Cypress mulch is out as no where in this city (Ottawa, Ontario) sells it - only cedar which is a huge no-no. I called every nursery and hardware store within 100km. They can order it but I have to buy a skid, that's a bit much LOL.

Are there any alternatives? I've read mixed reviews of top soils and such, thought it best to ask here,

Thanks!


----------



## Skeetzy (Jul 2, 2013)

Organic top soil, or additive free soil, and play sand. 3 to 1, dirt to sand. I have about 700 lbs of dirt and 300 sand and it works nicely. Make sure you get at least 10" deep or it dries sort of fast. 

Forgot to say, I only spend about $60 for all the dirt and sand.


----------



## Logie_Bear (Jul 2, 2013)

Organic Peat! It is extremely resistant to mold and holds moisture great! I use it in many of my tanks and it's just fabulous (and cheap)!


----------



## Little Wise Owl (Jul 16, 2013)

I use sifted dirt from my backyard mixed with children's play sand. That's about as cheap as it gets.


----------



## Yogamum (Nov 8, 2018)

treysik said:


> Hey folks,
> 
> So I am trying to move away from that packed soil substrate you buy at pet shops for something affordable and that I really don't need to unpack with water.
> 
> ...


I think it’s a Canada thing. Cypress mulch is generally only found in pet stores I had the same problem. I live north of you.


----------



## Trizz1964 (Nov 9, 2018)

Logie_Bear said:


> Organic Peat! It is extremely resistant to mold and holds moisture great! I use it in many of my tanks and it's just fabulous (and cheap)!
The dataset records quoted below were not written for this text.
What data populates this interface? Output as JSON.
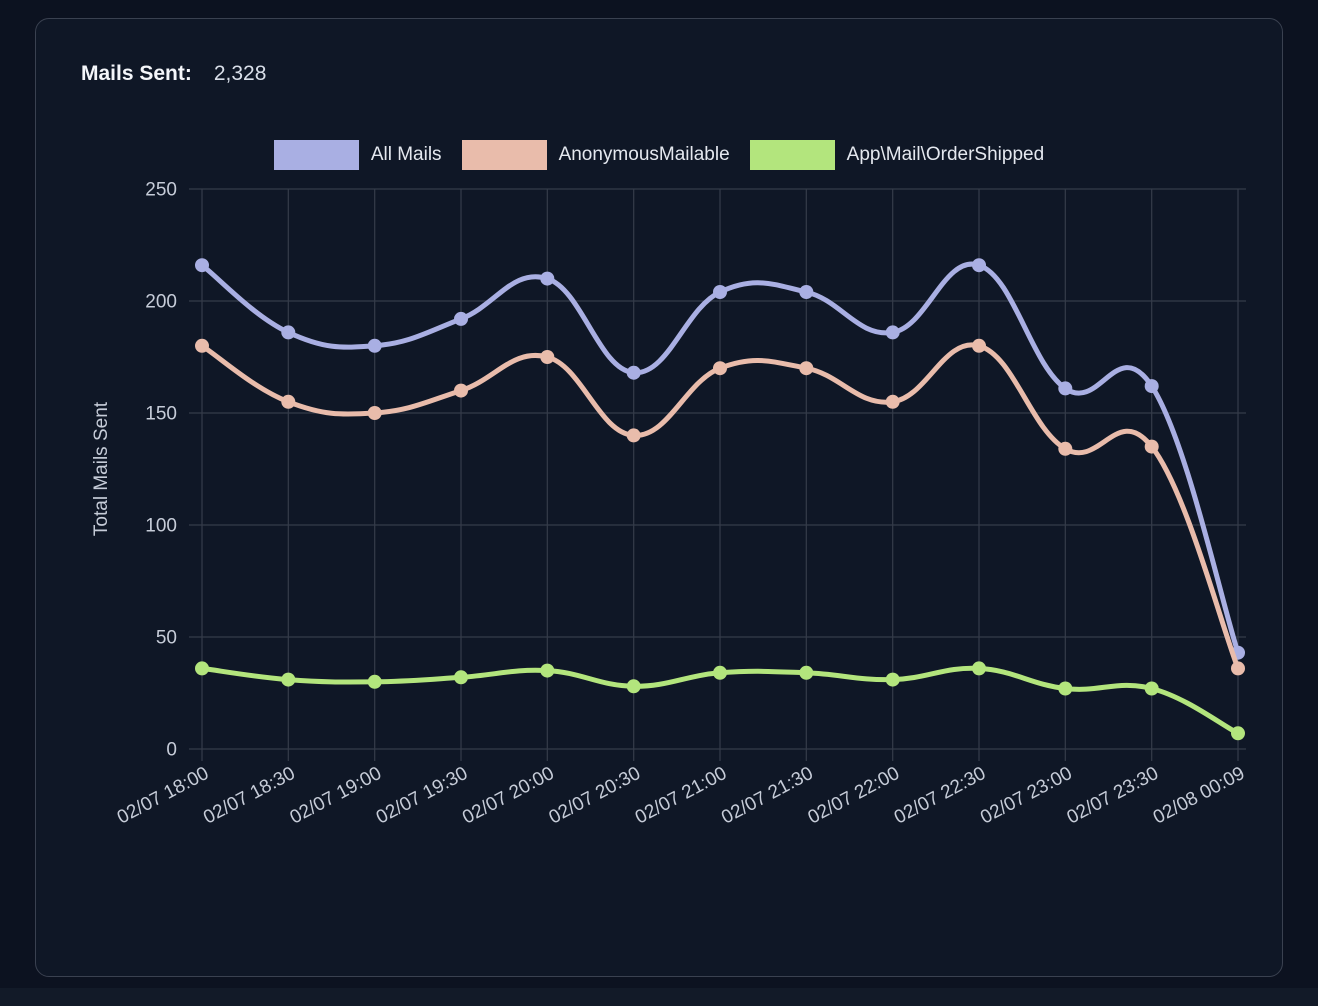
{
  "card": {
    "title_label": "Mails Sent:",
    "title_value": "2,328"
  },
  "chart_data": {
    "type": "line",
    "title": "Mails Sent: 2,328",
    "xlabel": "",
    "ylabel": "Total Mails Sent",
    "ylim": [
      0,
      250
    ],
    "yticks": [
      0,
      50,
      100,
      150,
      200,
      250
    ],
    "grid": true,
    "legend_position": "top",
    "point_style": "circle",
    "categories": [
      "02/07 18:00",
      "02/07 18:30",
      "02/07 19:00",
      "02/07 19:30",
      "02/07 20:00",
      "02/07 20:30",
      "02/07 21:00",
      "02/07 21:30",
      "02/07 22:00",
      "02/07 22:30",
      "02/07 23:00",
      "02/07 23:30",
      "02/08 00:09"
    ],
    "series": [
      {
        "name": "All Mails",
        "color": "#a9afe3",
        "values": [
          216,
          186,
          180,
          192,
          210,
          168,
          204,
          204,
          186,
          216,
          161,
          162,
          43
        ]
      },
      {
        "name": "AnonymousMailable",
        "color": "#e9bcab",
        "values": [
          180,
          155,
          150,
          160,
          175,
          140,
          170,
          170,
          155,
          180,
          134,
          135,
          36
        ]
      },
      {
        "name": "App\\Mail\\OrderShipped",
        "color": "#b3e57d",
        "values": [
          36,
          31,
          30,
          32,
          35,
          28,
          34,
          34,
          31,
          36,
          27,
          27,
          7
        ]
      }
    ]
  },
  "colors": {
    "background": "#0c1220",
    "card_background": "#0f1726",
    "card_border": "#3a4150",
    "gridline": "#353c4a",
    "tick_text": "#c6ccd8",
    "title_text": "#f4f6fa",
    "value_text": "#d9dfe9",
    "legend_text": "#e4e8ef"
  }
}
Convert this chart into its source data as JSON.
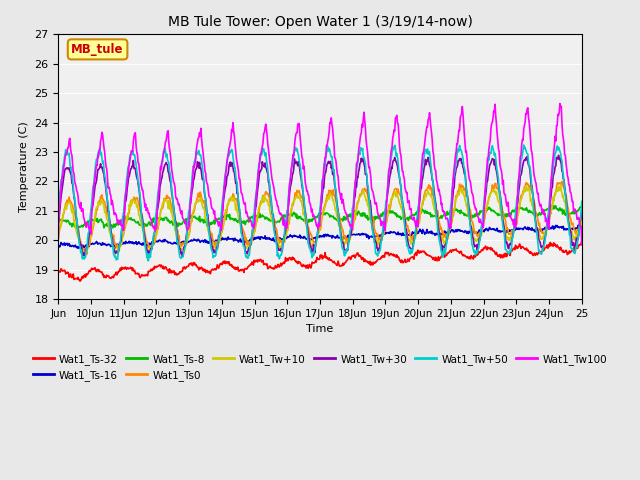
{
  "title": "MB Tule Tower: Open Water 1 (3/19/14-now)",
  "xlabel": "Time",
  "ylabel": "Temperature (C)",
  "ylim": [
    18.0,
    27.0
  ],
  "yticks": [
    18.0,
    19.0,
    20.0,
    21.0,
    22.0,
    23.0,
    24.0,
    25.0,
    26.0,
    27.0
  ],
  "xtick_labels": [
    "Jun",
    "10Jun",
    "11Jun",
    "12Jun",
    "13Jun",
    "14Jun",
    "15Jun",
    "16Jun",
    "17Jun",
    "18Jun",
    "19Jun",
    "20Jun",
    "21Jun",
    "22Jun",
    "23Jun",
    "24Jun",
    "25"
  ],
  "annotation_text": "MB_tule",
  "annotation_color": "#cc0000",
  "annotation_bg": "#ffff99",
  "annotation_border": "#cc8800",
  "series_colors": {
    "Wat1_Ts-32": "#ff0000",
    "Wat1_Ts-16": "#0000cc",
    "Wat1_Ts-8": "#00bb00",
    "Wat1_Ts0": "#ff8800",
    "Wat1_Tw+10": "#cccc00",
    "Wat1_Tw+30": "#8800aa",
    "Wat1_Tw+50": "#00cccc",
    "Wat1_Tw100": "#ff00ff"
  },
  "lw": 1.2,
  "bg_color": "#e8e8e8",
  "plot_bg": "#f0f0f0"
}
i have to agree, purchased a 3.5 cu feet cube from lowes for 9.99 last week to fill my 8x4x4 enclosure with 9 bricks of eco earth and one bag of forest floor from zoo med great stuff..


----------



## Iron Soldier91 (Nov 13, 2018)

treysik said:


> Hey folks,
> 
> So I am trying to move away from that packed soil substrate you buy at pet shops for something affordable and that I really don't need to unpack with water.
> 
> ...


Here in Arizona cypress mulch is very expensive at pet store. To fill a 6x4x4 will cost me $125. So I use organic topsoil, organic peat moss, a bag of sand plus coconut fiber. I kept the topsoil with bag of sand mix in the button n I ad on top a peat moss coconut fiber. I water the substrate very well enough to hold the moist for humidity. Now that winter is approaching, I invested a big bag $7 Walmart a Kiln dried pine dust free. I add a half of bag to start n Tiberius loves it. Keep the humidity above 70% as soon as Tegu start sneezing, the substrate is to dry. The total cost to me $26. Invest a good humidifier. I kept humidifier run in my reptile room all day. Invest a temp gun and digital temp + humidity monitor. I guess I said too much. Good luck.


----------